December 10, 2018 By DARPA

Flying at 50,000 feet, diving deep in the ocean, or hiking for miles with gear through extreme climates, military service members face conditions that place unique burdens on their individual physiology. The potential exists to develop pharmacological interventions to help service members complete their toughest missions more safely and efficiently, and then recover more quickly and without adverse effects, but those interventions must work on complex physiological systems in the human body. They will not be realized under the prevailing system of drug discovery and development with its focus on engaging single molecular targets. DARPA created the Panacea program to pursue the means of rapidly discovering, designing, and validating new, multi-target drugs that work with the body’s complexity to better support the physiological resilience and recovery of military service members.

The premise of Panacea is that the physiological systems of the human body work in complex and highly integrated ways. Drugs exert effects on our bodies by physically interacting with and changing the functional state of biomolecules that govern the functions of cells and tissues. Most drugs target proteins, which are the principle cellular workhorses. Ideally, drugs would target multiple proteins simultaneously to exert precise, network-level effects.

One major problem facing the drug development community is that the functional proteome — the complete collection of proteins and their roles in signaling networks — is largely dark to science. Despite being able to identify many of the proteins within a cell, researchers do not have a firm grasp on everything those proteins do and how they interact to affect physiology.

Due to this sparsity of structural and functional knowledge, the state of the art in drug development — what Panacea seeks to transform — is to engage only a very small fraction of known protein targets to achieve an effect. In fact, today’s approach to drug design singles out individual proteins in certain cells. That hyper-specificity is an attempt to minimize the risk of side effects and speed time to market, but it also yields a thin stream of drugs, many of which have similar mechanisms and relatively muted effectiveness compared to what might be achieved using a multi-target, systems-based approach.

“The current roster of drugs approved by the U.S. Food and Drug Administration only targets about 549 proteins, yet the body can produce more than six million different protein variants,” said Tristan McClure-Begley, the Panacea program manager. “The opportunity space for pharmacological intervention is vast and effectively untapped, but to access it we need new technology for understanding and targeting the human functional proteome.”

Panacea will address the lack of functional knowledge about the proteome.
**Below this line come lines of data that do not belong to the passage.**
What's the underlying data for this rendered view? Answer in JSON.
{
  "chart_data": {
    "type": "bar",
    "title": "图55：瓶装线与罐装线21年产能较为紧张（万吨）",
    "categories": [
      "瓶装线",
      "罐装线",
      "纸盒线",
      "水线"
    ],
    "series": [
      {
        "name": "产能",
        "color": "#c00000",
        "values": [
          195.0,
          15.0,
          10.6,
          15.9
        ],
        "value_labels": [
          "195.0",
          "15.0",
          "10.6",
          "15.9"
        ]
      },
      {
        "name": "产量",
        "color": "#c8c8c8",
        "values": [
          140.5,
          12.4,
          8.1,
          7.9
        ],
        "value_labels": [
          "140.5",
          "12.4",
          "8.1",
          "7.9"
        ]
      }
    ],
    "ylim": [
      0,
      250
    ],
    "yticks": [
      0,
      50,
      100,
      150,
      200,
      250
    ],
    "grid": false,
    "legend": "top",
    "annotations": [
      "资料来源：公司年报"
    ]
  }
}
DARPA’s call to the research community is to consider complex physiological conditions relevant to military service members — for instance, metabolic stress during extreme endurance missions or pain and inflammation after injury; investigate the molecular mechanisms underlying those conditions; identify multiple, key molecular targets involved; and develop novel medicinal chemistry approaches to synthesize interventions that modulate those targets. DARPA believes that multi-target drugs will deliver safer and more efficacious solutions to military requirements for readiness and recovery over state-of-the-art interventions.
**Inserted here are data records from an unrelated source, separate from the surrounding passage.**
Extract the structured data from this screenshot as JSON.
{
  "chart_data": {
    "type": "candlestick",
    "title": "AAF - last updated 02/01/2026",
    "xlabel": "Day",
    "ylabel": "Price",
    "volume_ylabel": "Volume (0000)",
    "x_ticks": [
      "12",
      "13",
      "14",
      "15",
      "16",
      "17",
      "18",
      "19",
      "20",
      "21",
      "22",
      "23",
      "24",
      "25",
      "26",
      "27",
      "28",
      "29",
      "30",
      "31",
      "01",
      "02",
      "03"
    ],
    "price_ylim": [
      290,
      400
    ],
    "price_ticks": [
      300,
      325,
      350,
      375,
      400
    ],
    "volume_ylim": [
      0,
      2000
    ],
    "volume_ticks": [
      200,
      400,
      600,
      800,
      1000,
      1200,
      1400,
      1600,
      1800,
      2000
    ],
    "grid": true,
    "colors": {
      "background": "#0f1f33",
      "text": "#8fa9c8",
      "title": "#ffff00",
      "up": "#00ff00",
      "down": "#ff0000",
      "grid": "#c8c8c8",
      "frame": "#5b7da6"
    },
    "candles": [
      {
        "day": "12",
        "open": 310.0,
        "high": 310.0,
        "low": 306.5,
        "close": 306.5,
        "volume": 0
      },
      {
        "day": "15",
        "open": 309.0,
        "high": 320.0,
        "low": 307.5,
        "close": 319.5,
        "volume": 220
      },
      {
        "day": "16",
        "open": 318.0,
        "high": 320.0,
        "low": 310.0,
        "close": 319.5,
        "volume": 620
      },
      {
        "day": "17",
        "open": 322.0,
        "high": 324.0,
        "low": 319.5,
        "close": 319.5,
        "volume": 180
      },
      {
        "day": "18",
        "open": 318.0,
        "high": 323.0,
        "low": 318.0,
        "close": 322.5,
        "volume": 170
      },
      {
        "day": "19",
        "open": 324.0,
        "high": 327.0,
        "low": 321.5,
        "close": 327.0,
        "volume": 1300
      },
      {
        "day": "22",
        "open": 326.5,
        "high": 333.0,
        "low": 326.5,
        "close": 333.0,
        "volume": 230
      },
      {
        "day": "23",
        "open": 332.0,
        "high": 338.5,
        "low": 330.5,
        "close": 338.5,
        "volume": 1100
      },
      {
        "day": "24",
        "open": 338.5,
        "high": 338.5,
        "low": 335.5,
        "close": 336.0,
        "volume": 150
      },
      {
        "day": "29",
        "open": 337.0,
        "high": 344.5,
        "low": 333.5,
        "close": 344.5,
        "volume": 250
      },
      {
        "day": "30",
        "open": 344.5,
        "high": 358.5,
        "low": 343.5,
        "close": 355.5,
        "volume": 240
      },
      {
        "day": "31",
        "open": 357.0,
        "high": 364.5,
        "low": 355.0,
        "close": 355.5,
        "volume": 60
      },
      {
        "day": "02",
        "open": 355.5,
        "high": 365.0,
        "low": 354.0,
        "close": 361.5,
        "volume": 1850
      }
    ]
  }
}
“Many of the most successful drugs produced in the past were found rather than made, and we knew what they did long before we knew how they did it,” McClure-Begley said. “To deliver improved interventions, we need to get to a place where we can investigate all of the potential proteins at play for a given condition and then prioritize sets of protein targets and signaling networks to effectively modulate physiological systems, regardless of what prior knowledge exists about those targets.”